The living is a rectory and vicarage, in the diocese of Dromore, and in the patronage of the bishop: the tithes amount to £210. 16. The glebe-house, a handsome edifice, occupied by the Rev. Edw. Kent, was built in 1821, at an expense of £1384. 12. 3 3/4., of which £92. 6. 1 3/4. was a gift, and £969. 14. 7 1/2. a loan from the late Board of First Fruits; and the glebe comprises 170 statute acres, valued at £325 per annum. The church, situated in the town of Lurgan, a handsome Grecian edifice with a lofty tower and octagonal spire, was built in 1712 and enlarged and repaired in 1828, for which purpose the late Board of First Fruits granted a loan of £800, and the Rt. Hon.

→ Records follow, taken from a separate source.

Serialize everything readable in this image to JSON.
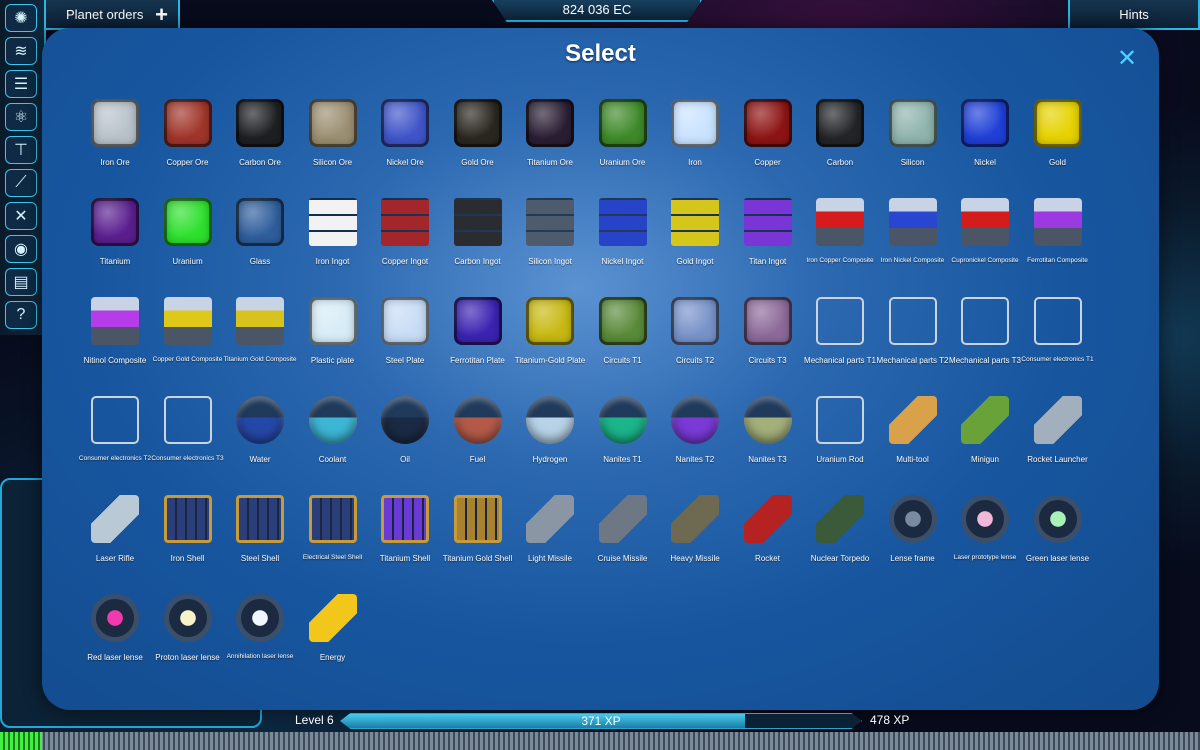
{
  "topbar": {
    "planet_orders_label": "Planet orders",
    "planet_orders_icon": "plus-icon",
    "credits": "824 036 EC",
    "hints_label": "Hints"
  },
  "sidebar": {
    "items": [
      {
        "icon": "planet-icon"
      },
      {
        "icon": "layers-icon"
      },
      {
        "icon": "list-icon"
      },
      {
        "icon": "atom-icon"
      },
      {
        "icon": "tree-icon"
      },
      {
        "icon": "ship-icon"
      },
      {
        "icon": "tools-icon"
      },
      {
        "icon": "eye-icon"
      },
      {
        "icon": "storage-icon"
      },
      {
        "icon": "help-icon"
      }
    ]
  },
  "modal": {
    "title": "Select",
    "close_icon": "close-icon",
    "items": [
      {
        "label": "Iron Ore",
        "color": "#b9c2ca"
      },
      {
        "label": "Copper Ore",
        "color": "#a0352a"
      },
      {
        "label": "Carbon Ore",
        "color": "#1d1f22"
      },
      {
        "label": "Silicon Ore",
        "color": "#9c8f72"
      },
      {
        "label": "Nickel Ore",
        "color": "#3f55c8"
      },
      {
        "label": "Gold Ore",
        "color": "#2a2620"
      },
      {
        "label": "Titanium Ore",
        "color": "#2a1e33"
      },
      {
        "label": "Uranium Ore",
        "color": "#3f8a2a"
      },
      {
        "label": "Iron",
        "color": "#c9e3ff"
      },
      {
        "label": "Copper",
        "color": "#8e1414"
      },
      {
        "label": "Carbon",
        "color": "#222427"
      },
      {
        "label": "Silicon",
        "color": "#8fb3ad"
      },
      {
        "label": "Nickel",
        "color": "#1f3fd6"
      },
      {
        "label": "Gold",
        "color": "#e6d200"
      },
      {
        "label": "Titanium",
        "color": "#5a1f8f"
      },
      {
        "label": "Uranium",
        "color": "#2ee02e"
      },
      {
        "label": "Glass",
        "color": "#2f5e9c"
      },
      {
        "label": "Iron Ingot",
        "color": "#f2f2f2"
      },
      {
        "label": "Copper Ingot",
        "color": "#a3262a"
      },
      {
        "label": "Carbon Ingot",
        "color": "#2a2c30"
      },
      {
        "label": "Silicon Ingot",
        "color": "#4d5b6c"
      },
      {
        "label": "Nickel Ingot",
        "color": "#2743c7"
      },
      {
        "label": "Gold Ingot",
        "color": "#d4c61a"
      },
      {
        "label": "Titan Ingot",
        "color": "#7a35d6"
      },
      {
        "label": "Iron Copper Composite",
        "color": "#d51b1b"
      },
      {
        "label": "Iron Nickel Composite",
        "color": "#2a45cf"
      },
      {
        "label": "Cupronickel Composite",
        "color": "#d31c1c"
      },
      {
        "label": "Ferrotitan Composite",
        "color": "#9a3ae0"
      },
      {
        "label": "Nitinol Composite",
        "color": "#b53ce8"
      },
      {
        "label": "Copper Gold Composite",
        "color": "#e0c81a"
      },
      {
        "label": "Titanium Gold Composite",
        "color": "#d7c21e"
      },
      {
        "label": "Plastic plate",
        "color": "#d6ecf7"
      },
      {
        "label": "Steel Plate",
        "color": "#c7dcf5"
      },
      {
        "label": "Ferrotitan Plate",
        "color": "#3b23b0"
      },
      {
        "label": "Titanium-Gold Plate",
        "color": "#c7b912"
      },
      {
        "label": "Circuits T1",
        "color": "#5a8a3a"
      },
      {
        "label": "Circuits T2",
        "color": "#7893c9"
      },
      {
        "label": "Circuits T3",
        "color": "#8d6a99"
      },
      {
        "label": "Mechanical parts T1",
        "color": "#dfe5ea"
      },
      {
        "label": "Mechanical parts T2",
        "color": "#dfe5ea"
      },
      {
        "label": "Mechanical parts T3",
        "color": "#dfe5ea"
      },
      {
        "label": "Consumer electronics T1",
        "color": "#dfe5ea"
      },
      {
        "label": "Consumer electronics T2",
        "color": "#dfe5ea"
      },
      {
        "label": "Consumer electronics T3",
        "color": "#dfe5ea"
      },
      {
        "label": "Water",
        "color": "#2548a8"
      },
      {
        "label": "Coolant",
        "color": "#3db6d6"
      },
      {
        "label": "Oil",
        "color": "#1b2a44"
      },
      {
        "label": "Fuel",
        "color": "#b55a4a"
      },
      {
        "label": "Hydrogen",
        "color": "#b8d3e8"
      },
      {
        "label": "Nanites T1",
        "color": "#1bb58a"
      },
      {
        "label": "Nanites T2",
        "color": "#7a3ad6"
      },
      {
        "label": "Nanites T3",
        "color": "#a3b07a"
      },
      {
        "label": "Uranium Rod",
        "color": "#8d9aa6"
      },
      {
        "label": "Multi-tool",
        "color": "#d9a24a"
      },
      {
        "label": "Minigun",
        "color": "#6aa23a"
      },
      {
        "label": "Rocket Launcher",
        "color": "#a2b0bd"
      },
      {
        "label": "Laser Rifle",
        "color": "#b9c9d6"
      },
      {
        "label": "Iron Shell",
        "color": "#2a3f7a"
      },
      {
        "label": "Steel Shell",
        "color": "#2a3f7a"
      },
      {
        "label": "Electrical Steel Shell",
        "color": "#2a3f7a"
      },
      {
        "label": "Titanium Shell",
        "color": "#6a3ad6"
      },
      {
        "label": "Titanium Gold Shell",
        "color": "#a8822e"
      },
      {
        "label": "Light Missile",
        "color": "#8a96a4"
      },
      {
        "label": "Cruise Missile",
        "color": "#6e7884"
      },
      {
        "label": "Heavy Missile",
        "color": "#6e6a52"
      },
      {
        "label": "Rocket",
        "color": "#b52222"
      },
      {
        "label": "Nuclear Torpedo",
        "color": "#3a5a3a"
      },
      {
        "label": "Lense frame",
        "color": "#7a8aa0"
      },
      {
        "label": "Laser prototype lense",
        "color": "#f2b8d9"
      },
      {
        "label": "Green laser lense",
        "color": "#a8f2b8"
      },
      {
        "label": "Red laser lense",
        "color": "#f23ab0"
      },
      {
        "label": "Proton laser lense",
        "color": "#f7f2c8"
      },
      {
        "label": "Annihilation laser lense",
        "color": "#f2f7ff"
      },
      {
        "label": "Energy",
        "color": "#f2c61a"
      }
    ]
  },
  "progress": {
    "level": "Level 6",
    "current_xp": "371 XP",
    "next_xp": "478 XP",
    "fill_fraction": 0.776
  }
}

C. Brownlow gave £100; it has recently been further repaired by a grant of £282 from the Ecclesiastical Commissioners: the congregation averages 600. In the R. C. divisions the parish is the head of a union or district, comprising also parts of the parishes of Donaghcloney and Maralin: the chapel, a handsome edifice in the later English style, is situated in the town. There are places of worship for Presbyterians in connection with the Synod of Ulster, of the second class, for the Society of Friends, and for Wesleyan and other Methodists. About 500 children are taught in five public schools, of which the parochial male and female schools are in connection with the trustees of Erasmus Smith’s charity, who allow a salary of £20 to the master and £14 to the mistress; in the former are 120 boys and in the latter 100 girls, who are also clothed by a collection made at a charity sermon, and the incidental expenses of firing, &c., are defrayed by a subscription from the resident gentry. There are seven private schools, in which are about 230 children; and five Sunday schools. A mendicity society and a voluntary poor fund have been established, towards the support of which Mr. Brownlow contributes annually £100; and there are various other charities for the relief of the poor, to which Mr. Brownlow also contributes. The Rt. Hon. William Brownlow, ancestor of the present proprietor, and for more than 30 years a distinguished member of the Irish House of Commons till the Union, was a native of this place.